The 1155 accounts in the network have 80 distinct biographies between them, with each biography duplicated by at least five accounts. The most frequent biography is “passionate about contributing to impactful projects in the field of culture”, presently used by 25 of the accounts in the network. Thus far, none of the accounts in this network has posted anything, although most have followed a handful of accounts and a scattered few have picked up followers of their own here and there.
All of the 1155 accounts in the spam network were created between November 30th and December 3rd, 2024, with a batch of over 150 accounts created in a single hour on December 3rd. The creation of accounts shows no signs of slowing, so it is not unlikely that the network will be larger by the time you read this. Most of the accounts in the network follow somewhere in the neighborhood of five accounts belonging to real people; thus far, there is no discernible pattern to the accounts that the spam accounts follow.
The process of monitoring the Bluesky firehose turned up several smaller networks as well. Among these networks is a group of accounts with the display name “Daisy” and handles consisting of “daisy” with numbers attached to the beginning and end. The accounts in this network use two repeated biographies; one of these is political (“Welcome new friends and follow back all patriots…”), while the other is more general (“I know looks aren’t everything, but I have them just in case.”) Each of these accounts has posted or reposted a small number of image posts; some but not all have been suspended by Bluesky.
As tends to be the case, many of the spam accounts use stolen profile images. Google reverse image searches for three of the images from the “Daisy” network are shown above; the profile photos used by most of the other networks are likewise plagiarized. (A few of the networks use icons of various types as avatars rather than photographs.)
As mentioned earlier, some of the spam accounts are for sale, although in the case of one network, "extortion” might be a better word than “sale”. 25 accounts with handles implying affiliation with various major corporations such as Netflix, Best Buy, and Progressive Insurance have the biography “message for a handle transfer fee or your competitor’s advertisements will be posted”. Since these spam accounts have few or no followers, this form of digital blackmail is unlikely to be effective (or even noticed by its intended victims) but apparently someone nonetheless felt it was worth trying.
Finally, there are a few groups of accounts with identical biographies that are just plain bizarre, such as a set of 19 accounts with the biography “Because One Checkmark Just Isn’t Enough”, and checkmarks in every color of the rainbow as avatars. (Edit: responses on Bluesky have made it clear that these accounts are labelers intended to apply parody verification checkmarks to accounts on an opt-in basis.)
This experiment is relatively primitive, and there is plenty of room for future optimization and improvement in both the post- and profile-based detection techniques.

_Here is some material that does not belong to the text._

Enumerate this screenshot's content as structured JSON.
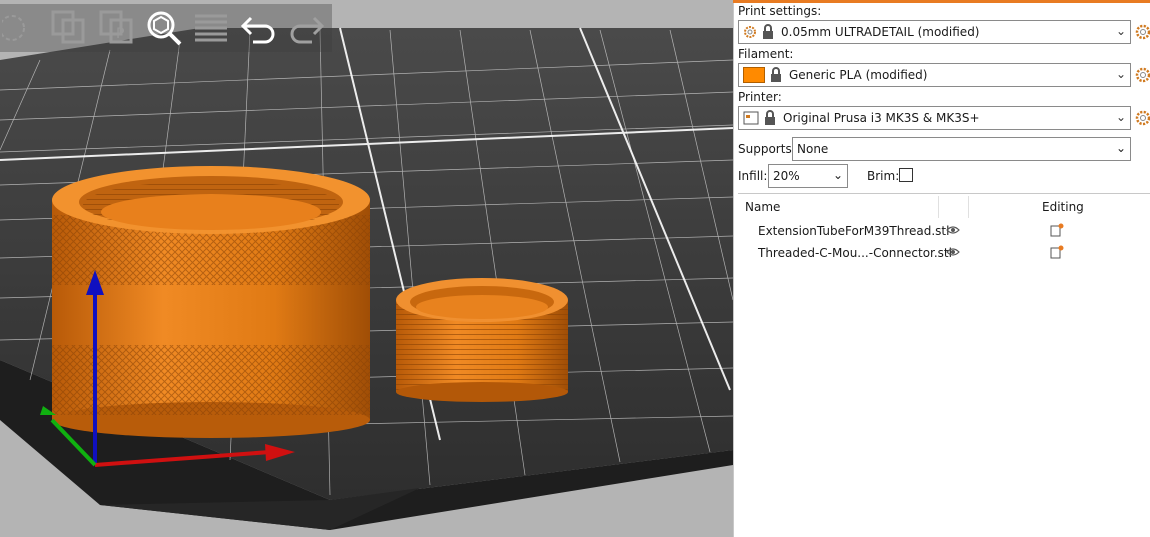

Bluesky’s use of an open protocol makes projects of this sort relatively straightforward, and I plan to iterate further on the work described here. As a final note, it is unfortunate that established major platforms have made work like this more difficult by eschewing an open approach in favor of walled gardens and APIs with prohibitively massive price tags.
Thanks very much for this. I'm gonna try to use these resources to investigate some weird shenanigans I've noticed.